Apple loses monopoly over the word 'iPhone' in China
Written by Thomas Mould on 10 May 2016« Return to Reading Room
Apple has now lost its monopoly in word ‘iPhone’ which has been allowed to be used by a handbag and leather goods maker in China.
The Beijing Municipal Higher People’s Court of Final Appeal ruled against Apple in a recent lawsuit.
Apple was battling Beijing-based Xintong Tiandi, which sells leather goods like smartphone cases and handbags under the name “IPHONE.” The Court ruled in Xintong Tiandi Technology’s favour.
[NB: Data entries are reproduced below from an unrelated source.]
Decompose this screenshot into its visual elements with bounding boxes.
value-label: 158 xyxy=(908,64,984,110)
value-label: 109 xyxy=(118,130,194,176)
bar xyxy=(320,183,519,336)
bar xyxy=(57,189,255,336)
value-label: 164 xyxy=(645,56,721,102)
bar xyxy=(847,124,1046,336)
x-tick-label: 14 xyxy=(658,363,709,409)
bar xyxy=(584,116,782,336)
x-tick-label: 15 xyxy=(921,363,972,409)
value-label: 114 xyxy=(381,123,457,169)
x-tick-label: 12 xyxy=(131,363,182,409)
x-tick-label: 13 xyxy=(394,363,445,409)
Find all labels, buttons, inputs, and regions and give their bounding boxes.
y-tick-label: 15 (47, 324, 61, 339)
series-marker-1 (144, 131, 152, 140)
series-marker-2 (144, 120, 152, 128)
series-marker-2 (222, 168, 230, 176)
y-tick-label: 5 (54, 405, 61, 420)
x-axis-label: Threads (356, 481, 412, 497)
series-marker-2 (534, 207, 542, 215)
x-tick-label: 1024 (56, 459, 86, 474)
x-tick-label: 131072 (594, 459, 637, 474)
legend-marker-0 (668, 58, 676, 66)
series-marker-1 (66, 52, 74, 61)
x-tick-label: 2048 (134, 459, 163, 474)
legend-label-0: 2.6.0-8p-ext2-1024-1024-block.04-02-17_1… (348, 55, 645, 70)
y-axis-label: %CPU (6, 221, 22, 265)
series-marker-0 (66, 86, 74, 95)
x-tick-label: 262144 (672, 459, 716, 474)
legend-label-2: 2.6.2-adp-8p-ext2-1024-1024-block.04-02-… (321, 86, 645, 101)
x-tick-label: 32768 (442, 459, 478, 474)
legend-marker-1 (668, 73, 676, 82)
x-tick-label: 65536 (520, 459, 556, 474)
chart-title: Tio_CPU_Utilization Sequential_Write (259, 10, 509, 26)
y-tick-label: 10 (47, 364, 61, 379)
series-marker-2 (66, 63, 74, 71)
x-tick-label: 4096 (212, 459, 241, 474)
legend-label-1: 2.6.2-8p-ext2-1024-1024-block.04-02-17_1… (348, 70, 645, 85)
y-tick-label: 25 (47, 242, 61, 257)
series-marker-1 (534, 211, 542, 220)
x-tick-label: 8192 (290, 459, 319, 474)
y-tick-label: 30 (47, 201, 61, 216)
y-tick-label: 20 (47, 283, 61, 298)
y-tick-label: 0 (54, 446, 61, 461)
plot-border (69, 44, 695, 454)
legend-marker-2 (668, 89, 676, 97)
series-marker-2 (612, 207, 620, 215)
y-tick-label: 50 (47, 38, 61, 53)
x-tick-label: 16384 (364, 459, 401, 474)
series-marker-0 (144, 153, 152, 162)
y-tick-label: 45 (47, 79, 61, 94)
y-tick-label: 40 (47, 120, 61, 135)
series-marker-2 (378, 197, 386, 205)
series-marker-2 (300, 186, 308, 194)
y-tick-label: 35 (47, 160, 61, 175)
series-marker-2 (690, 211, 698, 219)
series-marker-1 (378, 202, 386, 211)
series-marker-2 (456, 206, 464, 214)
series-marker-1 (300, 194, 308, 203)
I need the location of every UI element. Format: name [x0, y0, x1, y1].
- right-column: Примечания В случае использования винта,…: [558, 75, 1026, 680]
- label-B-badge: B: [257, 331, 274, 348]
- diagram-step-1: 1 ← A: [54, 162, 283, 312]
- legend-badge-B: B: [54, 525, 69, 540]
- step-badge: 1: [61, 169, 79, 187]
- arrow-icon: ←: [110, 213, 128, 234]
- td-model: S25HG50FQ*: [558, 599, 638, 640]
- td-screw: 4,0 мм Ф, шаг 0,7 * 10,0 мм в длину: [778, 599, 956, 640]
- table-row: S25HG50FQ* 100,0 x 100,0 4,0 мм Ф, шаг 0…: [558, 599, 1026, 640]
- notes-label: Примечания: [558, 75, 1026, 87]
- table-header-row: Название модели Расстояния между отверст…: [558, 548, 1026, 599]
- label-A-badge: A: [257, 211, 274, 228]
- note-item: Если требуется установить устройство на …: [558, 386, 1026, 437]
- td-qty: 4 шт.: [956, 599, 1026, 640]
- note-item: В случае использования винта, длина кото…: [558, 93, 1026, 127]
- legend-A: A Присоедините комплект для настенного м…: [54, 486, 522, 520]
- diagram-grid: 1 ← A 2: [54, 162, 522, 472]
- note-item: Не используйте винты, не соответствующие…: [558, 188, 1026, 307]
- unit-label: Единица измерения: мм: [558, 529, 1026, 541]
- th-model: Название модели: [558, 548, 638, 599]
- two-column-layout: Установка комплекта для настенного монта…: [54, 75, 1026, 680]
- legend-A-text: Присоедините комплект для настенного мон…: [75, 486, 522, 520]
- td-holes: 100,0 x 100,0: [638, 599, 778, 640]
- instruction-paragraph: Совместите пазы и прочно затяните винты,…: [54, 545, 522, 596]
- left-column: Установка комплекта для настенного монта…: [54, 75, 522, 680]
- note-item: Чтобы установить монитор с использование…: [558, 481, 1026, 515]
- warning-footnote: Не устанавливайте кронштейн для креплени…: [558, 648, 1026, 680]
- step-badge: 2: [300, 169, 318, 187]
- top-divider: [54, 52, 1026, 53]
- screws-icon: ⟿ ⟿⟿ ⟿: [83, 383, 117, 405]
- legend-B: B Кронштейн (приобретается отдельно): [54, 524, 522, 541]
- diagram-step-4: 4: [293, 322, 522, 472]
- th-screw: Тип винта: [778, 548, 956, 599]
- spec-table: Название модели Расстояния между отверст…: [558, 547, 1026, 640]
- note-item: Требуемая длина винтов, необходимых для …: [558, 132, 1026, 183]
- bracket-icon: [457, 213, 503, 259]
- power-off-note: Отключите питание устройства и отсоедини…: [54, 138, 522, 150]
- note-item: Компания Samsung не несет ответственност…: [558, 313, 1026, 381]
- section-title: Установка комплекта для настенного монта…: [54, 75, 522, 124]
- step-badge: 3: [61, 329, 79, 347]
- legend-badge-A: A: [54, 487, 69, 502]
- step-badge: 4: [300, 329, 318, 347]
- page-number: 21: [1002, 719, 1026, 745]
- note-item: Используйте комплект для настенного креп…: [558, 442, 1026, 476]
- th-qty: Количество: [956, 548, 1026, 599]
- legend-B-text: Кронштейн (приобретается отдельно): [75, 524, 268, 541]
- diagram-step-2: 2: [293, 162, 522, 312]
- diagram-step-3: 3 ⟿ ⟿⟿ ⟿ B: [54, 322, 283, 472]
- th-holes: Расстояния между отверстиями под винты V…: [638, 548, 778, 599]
In 2002, Apple applied for the “iPhone” trade mark in China (which was not granted until 2013). Five years earlier, in 2007 (the same year the iPhone launched), Xintong Tiandi filed for its own “IPHONE” trade mark. Xintong Tiandi was granted the trademark in the area of “Leather goods” in 2010
Apple first sued in 2012, but the Chinese courts ruled against the company, claiming that since the iPhone wasn’t actually sold in mainland China until 2009, it couldn’t prove that “iPhone” was a well-known trade name.
And now the appellate court agrees. Which means that Xintong Tiandi can continue to sell leather goods embossed with the “IPHONE” brand.
Apple is disappointed (as you can imagine) that the Beijing Higher People’s Court chose to allow Xintong to use the IPHONE mark for leather goods when we have prevailed in several other cases against Xintong. We intend to request a retrial with the Supreme People's Court and will continue to vigorously protect our trade mark rights.
We work hard to make the best products in the world and want to ensure our customers' experience is not compromised by companies who try to profit from using our brand.
It should be noted that Xintong is only able to use the "IPHONE" trade mark on leather goods. It cannot use the mark for electronics, including phones.